Chapter Text
Rafayel didn’t mean to trip over a dragon.
In his defense, he had been foraging for Bluecap Mushrooms—very specific, very rare, very glow-in-the-dark, and apparently prone to growing next to mortally-wounded apex predators.
He’d just spotted a cluster under a tree root, glowing faintly like tiny ghosts, when his foot caught on something hard, and the ground shifted with a deep grunt.
He landed face-first in the moss.
The “root” moved.
Rafayel’s head snapped up.
The dragon lay coiled, midnight-black scales dull with dirt and blood. A faint red shimmer ran down its spine and along the edges of its wings, like dying embers still glowing under the surface.
His eyes locked with a massive slitted red eye, set in a face that was definitely not a tree trunk.
The dragon’s eye focused on him.
Rafayel screamed. Loudly. Not a noble wizard scream. A high-pitched, panicked, very peasant one.
Then, in a panic, he yanked the nearest bottle from his satchel and threw it.
A soft pop followed.
Then glitter rained down. Like an overly enthusiastic party spell.
The dragon blinked once.
Rafayel blinked back. Covered in sparkles.
“…Okay,” he said, voice squeaky. “That was meant to be a sleep charm. Probably expired. You’re welcome.”
The dragon’s nostrils flared. It didn’t move beyond that, but Rafayel had enough sense to know he was about three inches from being flash-roasted.
But it didn’t attack.
Still frozen, Rafayel slowly took in the full picture. The blood. The deep heaving of its chest. Its wings were folded awkwardly, one dragging against the ground, torn and bleeding. It had a long gash along its ribs, another along its wing joint. Deep cuts, maybe from a fight, or worse, a hunter. Rafayel’s brow furrowed.
He didn’t know if that was impressive or terrifying.
Probably both.
He sighed, rubbing his temple. “This is a terrible idea.”
A pause.
“But I’ve had worse.”
He crept closer and crouched beside it, tossing his satchel open. “Okay. Ground rules. Don’t kill me. Don’t eat me. Don’t sneeze fire unless I say so. Nod if we’re good.”

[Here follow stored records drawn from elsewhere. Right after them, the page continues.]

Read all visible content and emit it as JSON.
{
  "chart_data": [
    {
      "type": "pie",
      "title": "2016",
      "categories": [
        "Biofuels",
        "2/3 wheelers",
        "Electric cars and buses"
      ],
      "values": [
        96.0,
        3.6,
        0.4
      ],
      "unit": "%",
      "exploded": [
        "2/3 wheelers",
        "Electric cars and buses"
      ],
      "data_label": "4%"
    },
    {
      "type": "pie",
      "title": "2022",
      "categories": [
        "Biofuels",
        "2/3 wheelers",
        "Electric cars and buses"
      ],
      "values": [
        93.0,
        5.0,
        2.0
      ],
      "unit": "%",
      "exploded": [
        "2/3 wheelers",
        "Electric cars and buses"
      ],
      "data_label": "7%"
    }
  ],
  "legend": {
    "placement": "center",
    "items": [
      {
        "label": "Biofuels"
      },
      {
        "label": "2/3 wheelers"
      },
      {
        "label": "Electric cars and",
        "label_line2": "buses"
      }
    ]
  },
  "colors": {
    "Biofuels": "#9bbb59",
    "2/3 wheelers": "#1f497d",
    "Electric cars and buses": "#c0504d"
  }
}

The dragon’s tail gave a faint thump. Almost polite.
“…You’re weirdly well-mannered.”
“You shouldn’t even be conscious with wounds like that,” he murmured, setting down his bag. “Guess I’ll be stupid now and help you.”
He pulled out bottles, herbs, bandages, a pestle and mortar. The dragon stayed still, watchful but unmoving. Rafayel began mixing ingredients, speaking more just to fill the silence.
“I live just a bit north of here. Cottage. Overgrown. But cozy enough. Full of talking mushrooms that won’t shut up. You’d love it.”
Another puff of smoke. Was that a snort?
“Fine. Maybe not. But it’s safer than this. And if you’re not going to eat me—which, thank you, by the way—I can help you heal faster. Can’t have a giant fire-breathing corpse scaring off my mushrooms.”
The dragon gave a very slow blink. Rafayel interpreted that as agreement. Or indifference. Either was fine.
“You’re not like the dragons in books,” Rafayel said, pouring a glowing green potion over a gash. It hissed on contact, and the dragon flinched but didn’t lash out. “Most of them would’ve barbecued me by now.”
The dragon exhaled a thin stream of smoke.
“Don’t give me that look. I know what I said.”
Getting the dragon back to the cottage was a logistical nightmare.
Even with two levitation spells and one extremely awkward attempt at pushing it with a tree branch, Rafayel barely managed to get the dragon into the clearing beside his home. Barely. His herb garden was now crushed, but he was too exhausted to mourn it yet.
The dragon lay curled just outside the cottage wall, wings folded tight, breathing heavy but calm.
Rafayel plopped down beside him. “You owe me a whole patch of glowroot, you oversized salamander.”
The dragon’s eye half-closed. He looked… tired. But not in danger. That was good.
“Don’t die. That’d be rude.”
He was completely unaware that something ancient and strange had just stepped into his life.